I think he gave it to me, not only because I've been fantasizing about a maid for about 6 years, but also because he thinks it might reduce my freak-outs that having been coming about once every 36 hours.  And by freak out I mean one of two things--either just start crying uncontrollably in a puddle on the couch, or turn into a psycho bitch snapping at Sloan.  I think I've even done both at the same time.  Things I've freaked out about--the amount of television Henry has been watching lately, Grace's Christmas stocking and the fact that each Angel wing takes about 6 hours to make and I accidentally made two left wings, the copious amounts of laundry that seem to never get done, the fact that I'm so tired I was henpecking on 288 yesterday, the fact that Henry now cries when we drop him off at school, the fact that Henry now cries at bedtime, the fact that Henry was a wild man going nuts and almost ruined his friends Build a Bear birthday party (sorry Loren!), the fact that Henry has stopped being an adventurous eater and would now prefer either a chicken nugget or filet mignon only diet (oh! how that boy is my son), the size of the coffee table in the family room (Sloan quickly replaced it), the amount of ride on toys and bikes stored on our front porch and the fears that our neighbors soon expect an upholstered couch to appear, the amount Grace eats, the amount Grace poops, getting to church on time (and how Sloan and I seem to fight every Sunday morning because I feel rushed), the fact that my eldest nephew has to have open heart surgery in two weeks, my friend in Austin gave birth to beautiful twin girls (Welcome to the World, Ruby and Tess!) and I've made them a gift but am worried they'll outgrow the onesies and Grace's leftover newborn diapers before I get around to mailing it, the fact that two of my sister's kids are staying with us this week and Sloan still has to go out of town, the birth announcements, and the Christmas cards that came in the mail yesterday were incorrect.  I've also freaked out about the fact that I've been freaking out.  I'm trying to learn to take things off my plate--Christmas cards will be reordered and late.  Henry will get to watch TV, but I'll be sure to stop my sewing and addressing to cuddle him more on the couch.  I'm going to try to get more sleep. Because I'm pretty certain that exhaustion is a huge contibutor to the freaking out.

I think the stress of the Christmas season is adding to the stress of new baby.  I must also confess that I hate being stressed out about this stuff.  But, for better or worse, of all the Charlie Browns in the world, I seem to be the Charlie Browniest as of late.

I'm still giving myself permission to prayerfully freak out about Anderson's surgery.  Please join me in praying for my 17 year old nephew.  On Dec 21st, surgeons will rip open his chest, tear his muscles, and break his rib cage in order to correct the shape of his rib cage that has been impending his lung capacity and causing a heart murmur.  He hopes to be home by Christmas, but will be in serious pain for at least a month, and unable to play sports for at least 4 months.  Please also pray that he'll be fully healed and back in shape by next fall's soccer season.  (I know that sounds trite, but this is the boy who was All State this year and MVP in the soccer tourney and I'd hate for him to miss his Senior year.)

I've also freaked out about the things that no one tells you about having a second kid.  Remember how with the first child everyone tells you to nap when the baby naps?  You can't do that with the second child.  Or, you can, but fully expect for every train and piece of track from the train table and the contents of the trash can to be strewn about your son's bedroom floor.  And I miss the whole just sitting around staring at your baby that I had with Henry.  I want Gracie to know it is not that I don't want to hold her and stare at her, it is just that if I don't put her down soon, Henry will have removed every baby wipe from the container and will have completely undecorated the tree. 

And she doesn't want to see that freak out.

2 comments:

Courtney said...

Man, all that freaking out sounds SOOO familiar.

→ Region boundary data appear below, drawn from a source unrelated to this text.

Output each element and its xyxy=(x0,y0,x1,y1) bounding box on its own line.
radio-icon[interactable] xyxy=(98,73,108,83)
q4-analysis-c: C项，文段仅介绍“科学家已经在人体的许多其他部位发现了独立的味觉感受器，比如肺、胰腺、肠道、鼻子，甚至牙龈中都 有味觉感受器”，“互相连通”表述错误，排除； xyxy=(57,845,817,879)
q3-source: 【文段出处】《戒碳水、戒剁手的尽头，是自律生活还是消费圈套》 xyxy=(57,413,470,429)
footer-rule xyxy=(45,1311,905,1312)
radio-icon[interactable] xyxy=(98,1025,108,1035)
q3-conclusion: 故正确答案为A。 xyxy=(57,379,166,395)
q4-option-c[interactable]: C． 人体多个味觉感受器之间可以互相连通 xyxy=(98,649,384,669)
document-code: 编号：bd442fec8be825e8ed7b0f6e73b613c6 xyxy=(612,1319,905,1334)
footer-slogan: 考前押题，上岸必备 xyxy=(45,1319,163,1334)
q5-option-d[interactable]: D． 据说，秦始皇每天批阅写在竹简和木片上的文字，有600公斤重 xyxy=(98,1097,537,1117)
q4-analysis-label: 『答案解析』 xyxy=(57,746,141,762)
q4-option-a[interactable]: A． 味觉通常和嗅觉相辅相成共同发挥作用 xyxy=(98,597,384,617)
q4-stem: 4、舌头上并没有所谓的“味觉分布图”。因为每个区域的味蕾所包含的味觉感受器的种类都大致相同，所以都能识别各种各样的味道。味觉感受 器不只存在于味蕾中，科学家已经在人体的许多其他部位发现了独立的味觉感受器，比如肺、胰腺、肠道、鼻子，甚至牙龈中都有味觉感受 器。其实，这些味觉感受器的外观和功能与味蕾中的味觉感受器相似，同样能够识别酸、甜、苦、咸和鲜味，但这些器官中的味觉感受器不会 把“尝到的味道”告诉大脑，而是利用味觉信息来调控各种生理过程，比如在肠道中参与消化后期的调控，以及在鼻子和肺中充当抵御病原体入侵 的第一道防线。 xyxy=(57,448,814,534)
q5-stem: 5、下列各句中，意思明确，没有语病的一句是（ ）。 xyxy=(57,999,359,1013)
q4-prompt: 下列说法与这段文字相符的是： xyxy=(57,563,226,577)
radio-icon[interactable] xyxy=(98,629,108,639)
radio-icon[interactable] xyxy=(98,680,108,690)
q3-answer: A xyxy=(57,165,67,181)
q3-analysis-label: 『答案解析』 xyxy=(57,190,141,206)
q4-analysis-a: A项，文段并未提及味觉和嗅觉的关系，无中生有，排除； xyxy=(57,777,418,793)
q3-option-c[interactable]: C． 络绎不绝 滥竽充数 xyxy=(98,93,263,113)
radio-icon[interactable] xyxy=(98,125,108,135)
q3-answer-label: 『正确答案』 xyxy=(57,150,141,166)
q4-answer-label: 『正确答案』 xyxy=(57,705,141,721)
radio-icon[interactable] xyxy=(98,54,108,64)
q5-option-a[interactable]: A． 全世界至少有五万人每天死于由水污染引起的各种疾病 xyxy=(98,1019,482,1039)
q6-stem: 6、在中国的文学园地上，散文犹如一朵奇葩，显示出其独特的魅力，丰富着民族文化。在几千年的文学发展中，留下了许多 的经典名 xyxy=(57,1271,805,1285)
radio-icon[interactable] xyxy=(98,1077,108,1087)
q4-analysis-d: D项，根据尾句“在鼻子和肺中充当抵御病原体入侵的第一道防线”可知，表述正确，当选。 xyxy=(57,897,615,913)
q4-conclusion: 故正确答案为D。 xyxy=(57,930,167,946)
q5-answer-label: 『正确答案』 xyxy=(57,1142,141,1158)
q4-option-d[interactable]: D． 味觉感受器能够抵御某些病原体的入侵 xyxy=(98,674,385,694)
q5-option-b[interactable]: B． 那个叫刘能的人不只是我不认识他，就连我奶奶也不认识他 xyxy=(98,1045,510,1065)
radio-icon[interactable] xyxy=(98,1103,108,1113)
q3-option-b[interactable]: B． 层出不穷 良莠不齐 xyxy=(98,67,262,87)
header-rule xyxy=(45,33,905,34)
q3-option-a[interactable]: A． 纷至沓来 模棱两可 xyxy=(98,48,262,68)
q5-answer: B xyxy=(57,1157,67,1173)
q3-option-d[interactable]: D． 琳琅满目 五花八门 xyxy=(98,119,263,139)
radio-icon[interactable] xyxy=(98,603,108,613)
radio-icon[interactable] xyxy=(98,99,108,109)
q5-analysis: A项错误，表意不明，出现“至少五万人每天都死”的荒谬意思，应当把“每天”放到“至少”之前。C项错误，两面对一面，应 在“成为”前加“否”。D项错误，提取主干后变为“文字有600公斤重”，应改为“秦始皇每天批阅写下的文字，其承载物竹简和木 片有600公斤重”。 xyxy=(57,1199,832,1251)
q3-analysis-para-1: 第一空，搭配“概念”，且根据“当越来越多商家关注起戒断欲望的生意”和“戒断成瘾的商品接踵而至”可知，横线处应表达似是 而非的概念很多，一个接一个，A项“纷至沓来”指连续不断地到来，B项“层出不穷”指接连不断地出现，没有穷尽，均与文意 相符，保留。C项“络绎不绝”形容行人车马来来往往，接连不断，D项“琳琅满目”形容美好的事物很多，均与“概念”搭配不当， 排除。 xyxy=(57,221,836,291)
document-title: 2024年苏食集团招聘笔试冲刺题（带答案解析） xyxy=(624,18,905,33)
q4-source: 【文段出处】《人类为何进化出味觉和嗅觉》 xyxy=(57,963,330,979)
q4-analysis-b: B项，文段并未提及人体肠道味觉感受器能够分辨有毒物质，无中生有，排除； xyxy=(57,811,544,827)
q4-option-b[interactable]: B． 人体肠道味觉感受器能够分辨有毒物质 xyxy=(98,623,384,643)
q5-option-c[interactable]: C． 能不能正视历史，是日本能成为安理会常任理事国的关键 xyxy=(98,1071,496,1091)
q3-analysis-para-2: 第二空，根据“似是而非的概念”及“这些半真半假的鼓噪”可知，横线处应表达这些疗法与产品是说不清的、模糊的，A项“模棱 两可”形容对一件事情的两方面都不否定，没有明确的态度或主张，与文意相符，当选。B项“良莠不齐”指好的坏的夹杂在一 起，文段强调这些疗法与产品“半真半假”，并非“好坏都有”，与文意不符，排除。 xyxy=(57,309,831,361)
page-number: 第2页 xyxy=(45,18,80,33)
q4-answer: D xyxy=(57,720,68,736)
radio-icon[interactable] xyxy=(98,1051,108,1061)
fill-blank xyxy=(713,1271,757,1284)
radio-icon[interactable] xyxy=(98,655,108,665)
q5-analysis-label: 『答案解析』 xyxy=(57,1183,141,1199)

I remember feeling the exact same way when Nate was a newborn, but I can't even begin to imagine how you are feeling now going through it the second time, with now two babies to take care of. Plus all the Christmas stuff. Girl, I will be saying a big ole' prayer for you tonight.

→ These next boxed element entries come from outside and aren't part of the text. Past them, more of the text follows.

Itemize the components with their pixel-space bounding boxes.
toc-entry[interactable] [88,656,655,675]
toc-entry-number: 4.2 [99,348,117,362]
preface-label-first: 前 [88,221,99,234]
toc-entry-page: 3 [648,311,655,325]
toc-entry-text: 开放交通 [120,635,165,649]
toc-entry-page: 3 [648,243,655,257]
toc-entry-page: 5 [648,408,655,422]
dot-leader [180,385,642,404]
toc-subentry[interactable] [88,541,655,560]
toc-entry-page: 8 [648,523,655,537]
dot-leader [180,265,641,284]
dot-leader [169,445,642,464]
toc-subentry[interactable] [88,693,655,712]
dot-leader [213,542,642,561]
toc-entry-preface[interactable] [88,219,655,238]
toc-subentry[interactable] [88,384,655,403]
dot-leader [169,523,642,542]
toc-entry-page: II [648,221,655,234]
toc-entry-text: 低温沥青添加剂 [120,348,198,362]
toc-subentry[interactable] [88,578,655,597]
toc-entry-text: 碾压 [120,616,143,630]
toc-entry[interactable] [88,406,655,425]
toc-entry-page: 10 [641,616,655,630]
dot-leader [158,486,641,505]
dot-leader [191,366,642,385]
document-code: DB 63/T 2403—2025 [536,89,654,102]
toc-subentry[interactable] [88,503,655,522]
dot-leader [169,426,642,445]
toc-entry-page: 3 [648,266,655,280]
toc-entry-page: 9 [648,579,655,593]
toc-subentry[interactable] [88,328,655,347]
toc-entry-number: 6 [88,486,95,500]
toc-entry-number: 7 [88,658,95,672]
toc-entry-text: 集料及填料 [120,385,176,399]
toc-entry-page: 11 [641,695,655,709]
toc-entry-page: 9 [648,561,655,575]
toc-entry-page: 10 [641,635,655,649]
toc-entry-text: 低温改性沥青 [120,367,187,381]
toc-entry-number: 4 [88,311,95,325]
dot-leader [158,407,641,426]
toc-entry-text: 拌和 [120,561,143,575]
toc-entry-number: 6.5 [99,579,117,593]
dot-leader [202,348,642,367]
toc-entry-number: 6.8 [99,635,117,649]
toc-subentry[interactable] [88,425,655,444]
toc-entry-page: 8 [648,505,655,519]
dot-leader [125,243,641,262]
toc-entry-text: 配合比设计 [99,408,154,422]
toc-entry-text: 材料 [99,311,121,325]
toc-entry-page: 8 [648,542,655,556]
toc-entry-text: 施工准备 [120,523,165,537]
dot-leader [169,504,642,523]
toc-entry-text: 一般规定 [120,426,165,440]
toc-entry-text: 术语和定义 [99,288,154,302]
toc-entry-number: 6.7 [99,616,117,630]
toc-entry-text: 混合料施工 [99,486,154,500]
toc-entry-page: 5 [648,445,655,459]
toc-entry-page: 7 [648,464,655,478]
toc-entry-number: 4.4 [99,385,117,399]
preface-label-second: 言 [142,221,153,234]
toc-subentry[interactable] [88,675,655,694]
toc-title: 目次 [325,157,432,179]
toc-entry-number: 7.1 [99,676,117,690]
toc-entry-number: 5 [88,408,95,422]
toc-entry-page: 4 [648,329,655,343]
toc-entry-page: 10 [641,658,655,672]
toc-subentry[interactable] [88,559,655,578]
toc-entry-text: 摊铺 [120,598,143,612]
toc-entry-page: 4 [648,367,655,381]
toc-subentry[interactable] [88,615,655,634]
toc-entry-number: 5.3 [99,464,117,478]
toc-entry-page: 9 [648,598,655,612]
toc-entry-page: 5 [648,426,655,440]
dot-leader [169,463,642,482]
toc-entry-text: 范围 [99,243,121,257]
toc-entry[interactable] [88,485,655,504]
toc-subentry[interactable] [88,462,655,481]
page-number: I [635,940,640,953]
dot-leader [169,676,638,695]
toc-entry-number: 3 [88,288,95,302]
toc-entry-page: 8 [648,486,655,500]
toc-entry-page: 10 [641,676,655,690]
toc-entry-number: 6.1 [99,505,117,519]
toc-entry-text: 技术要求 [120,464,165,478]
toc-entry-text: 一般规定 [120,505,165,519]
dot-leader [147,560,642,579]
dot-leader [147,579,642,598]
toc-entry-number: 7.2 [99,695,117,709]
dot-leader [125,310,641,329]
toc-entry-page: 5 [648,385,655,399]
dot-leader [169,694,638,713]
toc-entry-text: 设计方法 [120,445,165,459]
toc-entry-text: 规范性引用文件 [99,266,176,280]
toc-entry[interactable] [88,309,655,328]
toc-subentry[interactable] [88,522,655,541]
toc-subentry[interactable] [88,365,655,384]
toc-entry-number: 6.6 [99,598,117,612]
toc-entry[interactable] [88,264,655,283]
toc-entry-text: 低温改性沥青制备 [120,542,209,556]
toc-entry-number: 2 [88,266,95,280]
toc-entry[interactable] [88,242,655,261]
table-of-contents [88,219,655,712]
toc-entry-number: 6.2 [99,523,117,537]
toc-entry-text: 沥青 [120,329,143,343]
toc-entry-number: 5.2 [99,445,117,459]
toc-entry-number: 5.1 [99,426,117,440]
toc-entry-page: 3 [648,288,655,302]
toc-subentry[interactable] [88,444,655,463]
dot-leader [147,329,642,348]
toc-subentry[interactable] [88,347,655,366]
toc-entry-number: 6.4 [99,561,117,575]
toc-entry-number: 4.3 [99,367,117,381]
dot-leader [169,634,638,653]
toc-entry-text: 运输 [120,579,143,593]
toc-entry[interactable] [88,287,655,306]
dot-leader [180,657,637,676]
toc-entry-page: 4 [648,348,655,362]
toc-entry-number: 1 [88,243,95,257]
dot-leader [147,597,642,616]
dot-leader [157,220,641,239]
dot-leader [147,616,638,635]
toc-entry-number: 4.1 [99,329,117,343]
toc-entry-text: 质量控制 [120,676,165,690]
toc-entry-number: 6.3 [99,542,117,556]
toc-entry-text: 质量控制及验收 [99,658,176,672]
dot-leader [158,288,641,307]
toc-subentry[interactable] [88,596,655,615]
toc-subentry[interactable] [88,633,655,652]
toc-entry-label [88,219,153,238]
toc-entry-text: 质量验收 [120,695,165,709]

But you couldn't have been too mean to your husband because he got you the absolute best gift a husband can get a wife...and every other Wednesday I will be overcome with jealousy knowing that your house is clean and mine is not.

Unknown said...

i hear ya! i need to be (gently & quietly) reminded of the reason for the season in the midst of 2 crying babies, poopy diapers, pumping, bottles, etc. love you elizabeth!!!